Philip Roth, autor de Pastoral Americana (1997).  

  É evidente que Roth aqui está indo muito além do que os números do Inaf atestam. Ele inclui na discussão todas as nuances que envolvem as personalidades humanas, o que torna ainda mais difícil a interpretação dos números e das palavras, tarefa para a qual, já sabemos, apenas 8% dos brasileiros são plenamente habilitados. Acho essa passagem tão interessante, que não me atrevi a sintetizá-la com minhas palavras e preferi fazer a transcrição tal qual consta na edição traduzida para o português, publicada pela Companhia das Letras. Mas gostaria de chamar a atenção, antes de seguir adiante, para as últimas frases do trecho transcrito acima.
  Penso que Philip Roth considera aterrorizante a ideia de seguir tocando a vida em frente, em meio a essa ilusão caótica e desnorteante de incompreensões. Posso estar plenamente equivocado na minha interpretação (e isso só sustentaria a tese do próprio autor de que estamos sempre errados a respeito das pessoas), mas a sua biografia e a sua produção literária me fazem crer que ele, na verdade, alerta para nossa responsabilidade de entender e tentar ser compreendido. E não há como desenvolver esse raciocínio, sem lembrar de outro ícone da literatura contemporânea, que nos alertou sobre a responsabilidade de ter olhos enquanto outros os perderam. José Saramago, no seu Ensaio Sobre a Cegueira (1995), escreve sobre uma sociedade tomada por uma epidemia de cegueira, que traz à tona as necessidades mais básicas e mesquinhas dos seres humanos. Mas ao mesmo tempo, trata de uma resistência ao obscurantismo dominante, representado pela única personagem da história que mantém a visão em meio à epidemia. Analfabetos funcionais ou portadores de cegueira branca contagiante. Talvez estejam todos lado a lado, lutando para sobreviver e expondo a responsabilidade daqueles que tem proficiência para enxergar.
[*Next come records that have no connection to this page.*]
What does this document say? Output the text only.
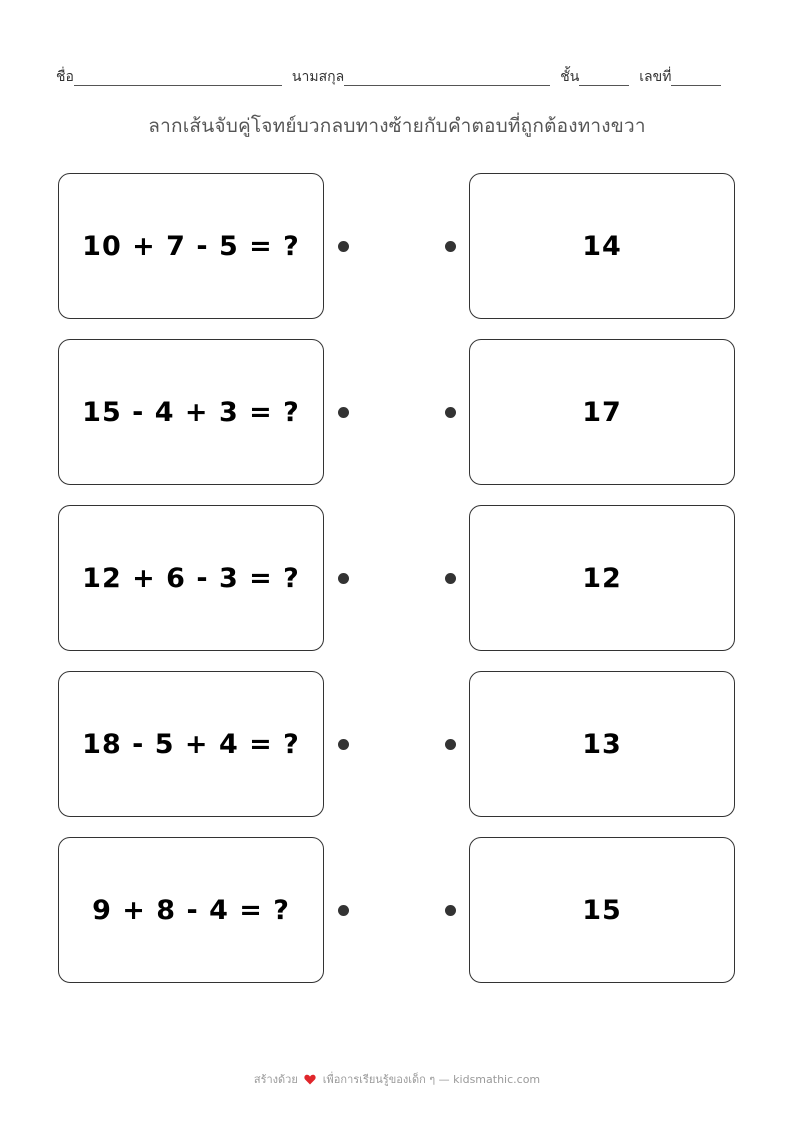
ชื่อ	นามสกุล	ชั้น	เลขที่
ลากเส้นจับคู่โจทย์บวกลบทางซ้ายกับคำตอบที่ถูกต้องทางขวา
10 + 7 - 5 = ?	14
15 - 4 + 3 = ?	17
12 + 6 - 3 = ?	12
18 - 5 + 4 = ?	13
9 + 8 - 4 = ?	15
สร้างด้วย เพื่อการเรียนรู้ของเด็ก ๆ — kidsmathic.com
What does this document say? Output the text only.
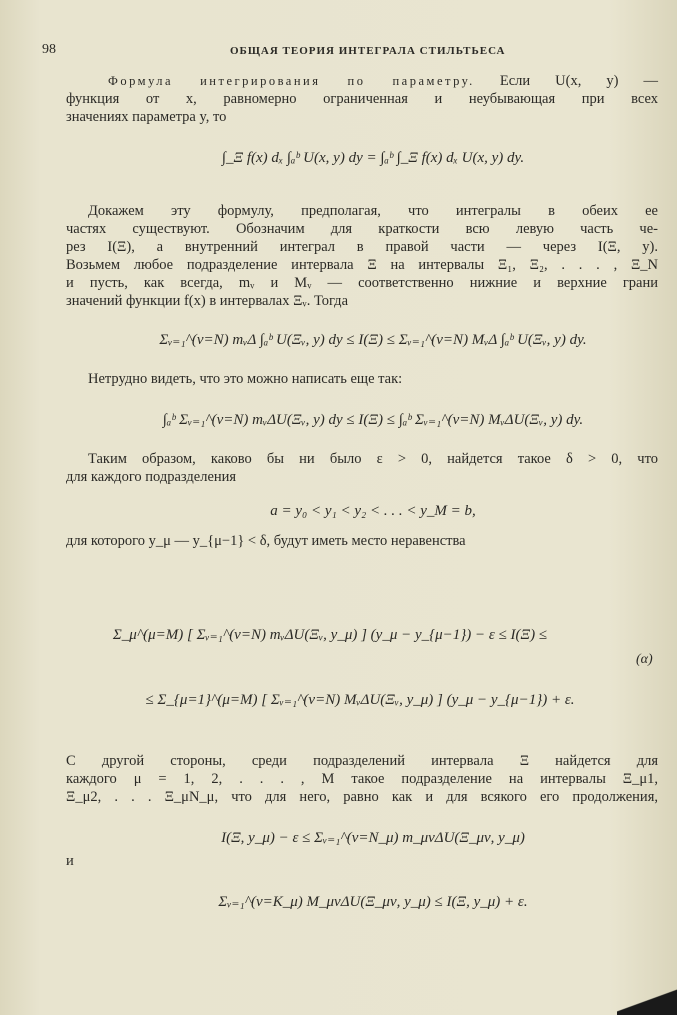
98	ОБЩАЯ ТЕОРИЯ ИНТЕГРАЛА СТИЛЬТЬЕСА
Формула интегрирования по параметру. Если U(x, y) —
функция от x, равномерно ограниченная и неубывающая при всех
значениях параметра y, то
∫_Ξ f(x) dₓ ∫ₐᵇ U(x, y) dy = ∫ₐᵇ ∫_Ξ f(x) dₓ U(x, y) dy.
Докажем эту формулу, предполагая, что интегралы в обеих ее
частях существуют. Обозначим для краткости всю левую часть че-
рез I(Ξ), а внутренний интеграл в правой части — через I(Ξ, y).
Возьмем любое подразделение интервала Ξ на интервалы Ξ₁, Ξ₂, . . . , Ξ_N
и пусть, как всегда, mᵥ и Mᵥ — соответственно нижние и верхние грани
значений функции f(x) в интервалах Ξᵥ. Тогда
Σᵥ₌₁^(ν=N) mᵥΔ ∫ₐᵇ U(Ξᵥ, y) dy ≤ I(Ξ) ≤ Σᵥ₌₁^(ν=N) MᵥΔ ∫ₐᵇ U(Ξᵥ, y) dy.
Нетрудно видеть, что это можно написать еще так:
∫ₐᵇ Σᵥ₌₁^(ν=N) mᵥΔU(Ξᵥ, y) dy ≤ I(Ξ) ≤ ∫ₐᵇ Σᵥ₌₁^(ν=N) MᵥΔU(Ξᵥ, y) dy.
Таким образом, каково бы ни было ε > 0, найдется такое δ > 0, что
для каждого подразделения
a = y₀ < y₁ < y₂ < . . . < y_M = b,
для которого y_μ — y_{μ−1} < δ, будут иметь место неравенства
Σ_μ^(μ=M) [ Σᵥ₌₁^(ν=N) mᵥΔU(Ξᵥ, y_μ) ] (y_μ − y_{μ−1}) − ε ≤ I(Ξ) ≤
≤ Σ_{μ=1}^(μ=M) [ Σᵥ₌₁^(ν=N) MᵥΔU(Ξᵥ, y_μ) ] (y_μ − y_{μ−1}) + ε.
(α)
С другой стороны, среди подразделений интервала Ξ найдется для
каждого μ = 1, 2, . . . , M такое подразделение на интервалы Ξ_μ1,
Ξ_μ2, . . . Ξ_μN_μ, что для него, равно как и для всякого его продолжения,
I(Ξ, y_μ) − ε ≤ Σᵥ₌₁^(ν=N_μ) m_μνΔU(Ξ_μν, y_μ)
и
Σᵥ₌₁^(ν=K_μ) M_μνΔU(Ξ_μν, y_μ) ≤ I(Ξ, y_μ) + ε.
Oliveira em frente à Casa dos Bicos em Lisboa,
onde as cinzas de José Saramago estão depositadas.

  Em comum, entre Roth e Saramago, além de estarem entre os maiores escritores da mesma geração, o fato de terem partido há pouco tempo (Saramago há alguns anos e Philip Roth há pouco mais de um mês). Como consolo aos que ficam, ambos deixaram uma vasta produção publicada em diversos idiomas, mas também um vazio na sociedade contemporânea, difícil de ser preenchido. Foram mestres na arte de entender o mundo e se fizeram compreender como poucos, sem jamais renunciar a responsabilidade e o compromisso que carregam os Proficientes.